This music in review was a long time coming. It’s my favourite song, of all time, ever since I was thirteen, and that’s a long time now. Led Zeppelin was my first love but they had at least one song I thought rivalled Stairway, and that song was “In the Light.”
Like a lot of songs that really got me through hard times there are both positive and negative emotions associated with them, and way back in September 2008 I reviewed Rush – “Working Man,” and I was unhappy with what I had done, I went off on some angry tangent and didn’t focus on what was really important, the music. It is probably my only regret thus far in the music in review. So I’m not going to make the mistake again.
Led Zeppelin – “In the Light,” is the first track on the second disc of the two disc album “Physical Graffiti,” an album that shares the honour of my favourite album of all time, tied with Pink Floyd – “The Wall.” Whenever asked the deserted island question those are the only two albums I ever say with confidence.
For the longest time I knew the opening sentence I would use to introduce “In the Light,” it went something like this; “there is something about “In the Light,” that I can’t explain, it means something more to me then words,” but that is bullshit. When someone says things like “it can’t be explained,” usually means the person explaining it is too stupid to explain things, or in my case it means I don’t think you’re smart understand what I’m saying, well I don’t think either is true, so here we go.

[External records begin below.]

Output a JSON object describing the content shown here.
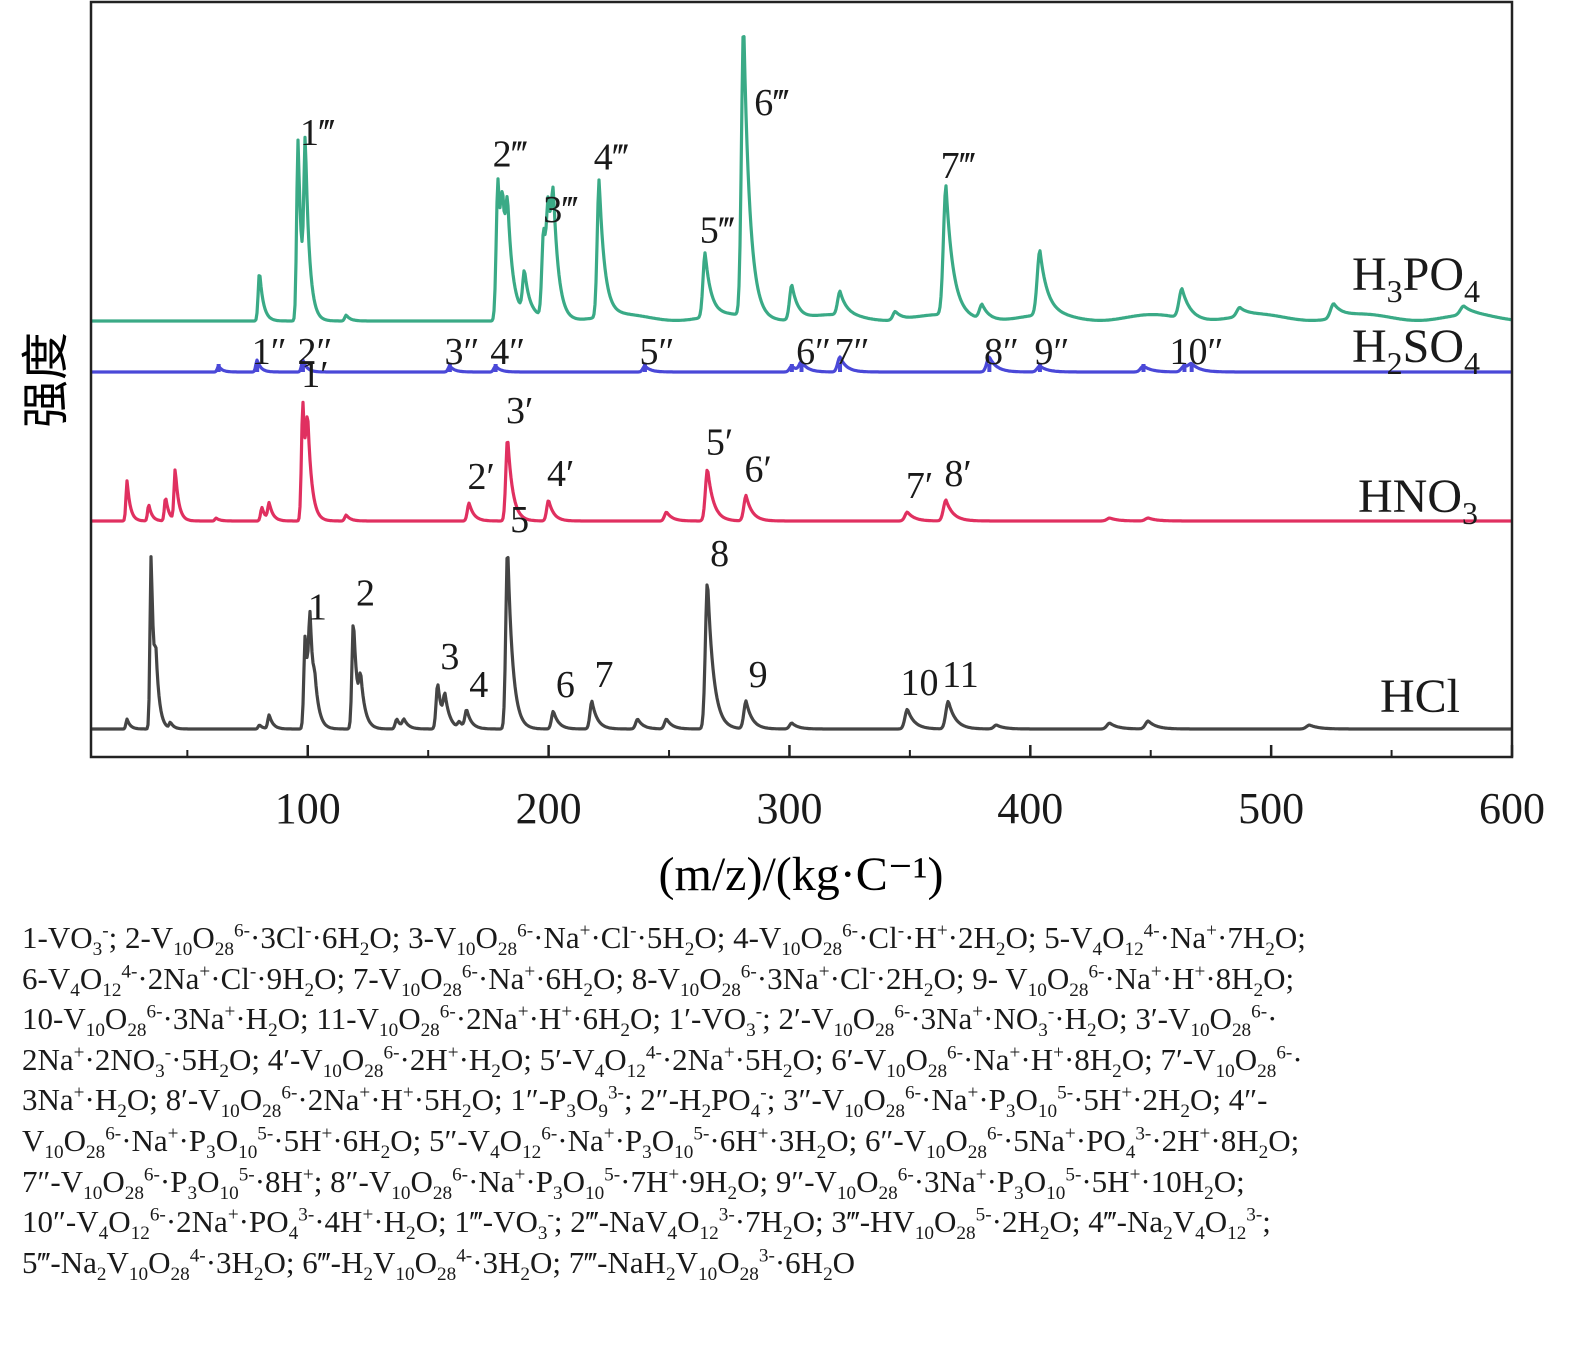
{
  "chart_data": {
    "type": "line",
    "xlabel": "(m/z)/(kg·C⁻¹)",
    "ylabel": "强度",
    "xlim": [
      10,
      600
    ],
    "x_ticks": [
      100,
      200,
      300,
      400,
      500,
      600
    ],
    "y_ticks": "none",
    "grid": false,
    "legend": "series labels at right end of each trace",
    "series": [
      {
        "name": "H₃PO₄",
        "color": "#3aaa86",
        "peaks": [
          [
            80,
            0.17
          ],
          [
            96,
            0.62
          ],
          [
            99,
            0.53
          ],
          [
            116,
            0.02
          ],
          [
            179,
            0.48
          ],
          [
            181,
            0.23
          ],
          [
            183,
            0.24
          ],
          [
            190,
            0.14
          ],
          [
            198,
            0.3
          ],
          [
            200,
            0.29
          ],
          [
            202,
            0.28
          ],
          [
            221,
            0.47
          ],
          [
            265,
            0.22
          ],
          [
            281,
            1.0
          ],
          [
            301,
            0.12
          ],
          [
            321,
            0.08
          ],
          [
            344,
            0.03
          ],
          [
            365,
            0.44
          ],
          [
            380,
            0.05
          ],
          [
            404,
            0.22
          ],
          [
            463,
            0.1
          ],
          [
            487,
            0.03
          ],
          [
            526,
            0.05
          ],
          [
            580,
            0.03
          ]
        ],
        "peak_labels": [
          {
            "text": "1‴",
            "x": 99
          },
          {
            "text": "2‴",
            "x": 179
          },
          {
            "text": "3‴",
            "x": 200
          },
          {
            "text": "4‴",
            "x": 221
          },
          {
            "text": "5‴",
            "x": 265
          },
          {
            "text": "6‴",
            "x": 281
          },
          {
            "text": "7‴",
            "x": 365
          }
        ]
      },
      {
        "name": "H₂SO₄",
        "color": "#4a48d8",
        "peaks": [
          [
            63,
            0.02
          ],
          [
            79,
            0.04
          ],
          [
            98,
            0.04
          ],
          [
            159,
            0.02
          ],
          [
            178,
            0.02
          ],
          [
            240,
            0.02
          ],
          [
            301,
            0.02
          ],
          [
            305,
            0.03
          ],
          [
            321,
            0.05
          ],
          [
            383,
            0.05
          ],
          [
            404,
            0.02
          ],
          [
            447,
            0.02
          ],
          [
            464,
            0.02
          ],
          [
            467,
            0.02
          ]
        ],
        "peak_labels": [
          {
            "text": "1″",
            "x": 79
          },
          {
            "text": "2″",
            "x": 98
          },
          {
            "text": "3″",
            "x": 159
          },
          {
            "text": "4″",
            "x": 178
          },
          {
            "text": "5″",
            "x": 240
          },
          {
            "text": "6″",
            "x": 305
          },
          {
            "text": "7″",
            "x": 321
          },
          {
            "text": "8″",
            "x": 383
          },
          {
            "text": "9″",
            "x": 404
          },
          {
            "text": "10″",
            "x": 464
          }
        ]
      },
      {
        "name": "HNO₃",
        "color": "#e03060",
        "peaks": [
          [
            25,
            0.27
          ],
          [
            34,
            0.11
          ],
          [
            41,
            0.16
          ],
          [
            45,
            0.34
          ],
          [
            62,
            0.02
          ],
          [
            81,
            0.09
          ],
          [
            84,
            0.11
          ],
          [
            98,
            0.8
          ],
          [
            100,
            0.46
          ],
          [
            116,
            0.04
          ],
          [
            167,
            0.12
          ],
          [
            183,
            0.56
          ],
          [
            200,
            0.14
          ],
          [
            249,
            0.06
          ],
          [
            266,
            0.35
          ],
          [
            282,
            0.17
          ],
          [
            349,
            0.06
          ],
          [
            365,
            0.14
          ],
          [
            433,
            0.02
          ],
          [
            449,
            0.02
          ]
        ],
        "peak_labels": [
          {
            "text": "1′",
            "x": 98
          },
          {
            "text": "2′",
            "x": 167
          },
          {
            "text": "3′",
            "x": 183
          },
          {
            "text": "4′",
            "x": 200
          },
          {
            "text": "5′",
            "x": 266
          },
          {
            "text": "6′",
            "x": 282
          },
          {
            "text": "7′",
            "x": 349
          },
          {
            "text": "8′",
            "x": 365
          }
        ]
      },
      {
        "name": "HCl",
        "color": "#454545",
        "peaks": [
          [
            25,
            0.05
          ],
          [
            35,
            0.88
          ],
          [
            37,
            0.2
          ],
          [
            43,
            0.03
          ],
          [
            80,
            0.02
          ],
          [
            84,
            0.07
          ],
          [
            99,
            0.48
          ],
          [
            101,
            0.44
          ],
          [
            103,
            0.1
          ],
          [
            119,
            0.55
          ],
          [
            122,
            0.18
          ],
          [
            137,
            0.05
          ],
          [
            140,
            0.04
          ],
          [
            154,
            0.23
          ],
          [
            157,
            0.13
          ],
          [
            163,
            0.03
          ],
          [
            166,
            0.09
          ],
          [
            183,
            0.92
          ],
          [
            202,
            0.09
          ],
          [
            218,
            0.14
          ],
          [
            237,
            0.05
          ],
          [
            249,
            0.05
          ],
          [
            266,
            0.75
          ],
          [
            282,
            0.14
          ],
          [
            301,
            0.03
          ],
          [
            349,
            0.1
          ],
          [
            366,
            0.14
          ],
          [
            386,
            0.02
          ],
          [
            433,
            0.03
          ],
          [
            449,
            0.04
          ],
          [
            516,
            0.02
          ]
        ],
        "peak_labels": [
          {
            "text": "1",
            "x": 99
          },
          {
            "text": "2",
            "x": 119
          },
          {
            "text": "3",
            "x": 154
          },
          {
            "text": "4",
            "x": 166
          },
          {
            "text": "5",
            "x": 183
          },
          {
            "text": "6",
            "x": 202
          },
          {
            "text": "7",
            "x": 218
          },
          {
            "text": "8",
            "x": 266
          },
          {
            "text": "9",
            "x": 282
          },
          {
            "text": "10",
            "x": 349
          },
          {
            "text": "11",
            "x": 366
          }
        ]
      }
    ]
  },
  "legend_lines": [
    "1-VO<sub>3</sub><sup>-</sup>; 2-V<sub>10</sub>O<sub>28</sub><sup>6-</sup>·3Cl<sup>-</sup>·6H<sub>2</sub>O; 3-V<sub>10</sub>O<sub>28</sub><sup>6-</sup>·Na<sup>+</sup>·Cl<sup>-</sup>·5H<sub>2</sub>O; 4-V<sub>10</sub>O<sub>28</sub><sup>6-</sup>·Cl<sup>-</sup>·H<sup>+</sup>·2H<sub>2</sub>O; 5-V<sub>4</sub>O<sub>12</sub><sup>4-</sup>·Na<sup>+</sup>·7H<sub>2</sub>O;",
    "6-V<sub>4</sub>O<sub>12</sub><sup>4-</sup>·2Na<sup>+</sup>·Cl<sup>-</sup>·9H<sub>2</sub>O; 7-V<sub>10</sub>O<sub>28</sub><sup>6-</sup>·Na<sup>+</sup>·6H<sub>2</sub>O; 8-V<sub>10</sub>O<sub>28</sub><sup>6-</sup>·3Na<sup>+</sup>·Cl<sup>-</sup>·2H<sub>2</sub>O; 9- V<sub>10</sub>O<sub>28</sub><sup>6-</sup>·Na<sup>+</sup>·H<sup>+</sup>·8H<sub>2</sub>O;",
    "10-V<sub>10</sub>O<sub>28</sub><sup>6-</sup>·3Na<sup>+</sup>·H<sub>2</sub>O; 11-V<sub>10</sub>O<sub>28</sub><sup>6-</sup>·2Na<sup>+</sup>·H<sup>+</sup>·6H<sub>2</sub>O; 1′-VO<sub>3</sub><sup>-</sup>; 2′-V<sub>10</sub>O<sub>28</sub><sup>6-</sup>·3Na<sup>+</sup>·NO<sub>3</sub><sup>-</sup>·H<sub>2</sub>O; 3′-V<sub>10</sub>O<sub>28</sub><sup>6-</sup>·",
    "2Na<sup>+</sup>·2NO<sub>3</sub><sup>-</sup>·5H<sub>2</sub>O; 4′-V<sub>10</sub>O<sub>28</sub><sup>6-</sup>·2H<sup>+</sup>·H<sub>2</sub>O; 5′-V<sub>4</sub>O<sub>12</sub><sup>4-</sup>·2Na<sup>+</sup>·5H<sub>2</sub>O; 6′-V<sub>10</sub>O<sub>28</sub><sup>6-</sup>·Na<sup>+</sup>·H<sup>+</sup>·8H<sub>2</sub>O; 7′-V<sub>10</sub>O<sub>28</sub><sup>6-</sup>·",
    "3Na<sup>+</sup>·H<sub>2</sub>O; 8′-V<sub>10</sub>O<sub>28</sub><sup>6-</sup>·2Na<sup>+</sup>·H<sup>+</sup>·5H<sub>2</sub>O; 1″-P<sub>3</sub>O<sub>9</sub><sup>3-</sup>; 2″-H<sub>2</sub>PO<sub>4</sub><sup>-</sup>; 3″-V<sub>10</sub>O<sub>28</sub><sup>6-</sup>·Na<sup>+</sup>·P<sub>3</sub>O<sub>10</sub><sup>5-</sup>·5H<sup>+</sup>·2H<sub>2</sub>O; 4″-",
    "V<sub>10</sub>O<sub>28</sub><sup>6-</sup>·Na<sup>+</sup>·P<sub>3</sub>O<sub>10</sub><sup>5-</sup>·5H<sup>+</sup>·6H<sub>2</sub>O; 5″-V<sub>4</sub>O<sub>12</sub><sup>6-</sup>·Na<sup>+</sup>·P<sub>3</sub>O<sub>10</sub><sup>5-</sup>·6H<sup>+</sup>·3H<sub>2</sub>O; 6″-V<sub>10</sub>O<sub>28</sub><sup>6-</sup>·5Na<sup>+</sup>·PO<sub>4</sub><sup>3-</sup>·2H<sup>+</sup>·8H<sub>2</sub>O;",
    "7″-V<sub>10</sub>O<sub>28</sub><sup>6-</sup>·P<sub>3</sub>O<sub>10</sub><sup>5-</sup>·8H<sup>+</sup>; 8″-V<sub>10</sub>O<sub>28</sub><sup>6-</sup>·Na<sup>+</sup>·P<sub>3</sub>O<sub>10</sub><sup>5-</sup>·7H<sup>+</sup>·9H<sub>2</sub>O; 9″-V<sub>10</sub>O<sub>28</sub><sup>6-</sup>·3Na<sup>+</sup>·P<sub>3</sub>O<sub>10</sub><sup>5-</sup>·5H<sup>+</sup>·10H<sub>2</sub>O;",
    "10″-V<sub>4</sub>O<sub>12</sub><sup>6-</sup>·2Na<sup>+</sup>·PO<sub>4</sub><sup>3-</sup>·4H<sup>+</sup>·H<sub>2</sub>O; 1‴-VO<sub>3</sub><sup>-</sup>; 2‴-NaV<sub>4</sub>O<sub>12</sub><sup>3-</sup>·7H<sub>2</sub>O; 3‴-HV<sub>10</sub>O<sub>28</sub><sup>5-</sup>·2H<sub>2</sub>O; 4‴-Na<sub>2</sub>V<sub>4</sub>O<sub>12</sub><sup>3-</sup>;",
    "5‴-Na<sub>2</sub>V<sub>10</sub>O<sub>28</sub><sup>4-</sup>·3H<sub>2</sub>O; 6‴-H<sub>2</sub>V<sub>10</sub>O<sub>28</sub><sup>4-</sup>·3H<sub>2</sub>O; 7‴-NaH<sub>2</sub>V<sub>10</sub>O<sub>28</sub><sup>3-</sup>·6H<sub>2</sub>O"
  ]
}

Robert Plant stated the three songs he felt were his best performances ever were “Babe I’m Gonna Leave You,” “All My Love,” and “In the Light.” Once Page and Jones had the instrumental written up for “In the Light,” Plant heard the song and within moments had the lyrics done, it just came out of him like these words were something he had been dying to sing his entire career.
“In the Light,” came to me at the perfect time, it was Zeppelin who I worshiped, I was young and just discovering them, and here was this almost lost gem that only die hard Zeppelin fans really seemed to talk about. It was songs like “Stairway to Heaven,” and “In the Light,” that defined what I considered to be brilliant song writing, it is more than a song, it’s a story, and any good story starts slow introducing to you the characters and setting, it lets you get comfortable, and then excitement increases, intelligently and methodically, and you experience a powerful serge of emotion from the tales of these characters, and it moves you in a way you didn’t think possible. “In the Light,” in one listen did this for me, my thirteen year old self was struck and the feelings associated with this song has never changed, only strengthened with time. As I grow older I start to appreciate what Robert Plant is saying in this song more and more, it’s like I always knew but as I live through the lyrics I understand all the more.
This is one of those songs you should give a listen to by yourself, and let yourself absorb every sound, and every word. The message of believing in yourself, but also there is a slight sense of spite, which very much agrees with me, like saying to a lover “hey, did you believe I could leave you?” yet still a romantic and touching song “As you would for me, I will share your load.” So sad yet so promising and optimistic, “When love is pain, it can devour you, but you are never alone, I would share your load.”
It says a lot to me, I stand strong and alone in life, and when I reflect on every past attempts of reaching out to a potentially lover, it’s always the same, for me, “I would share your load, baby let me.” I think you can see why this song only gains meaning for me with the passing of time. It’s the greatest song ever, I think so anyway.
Until next month, keep on rocking in the free world.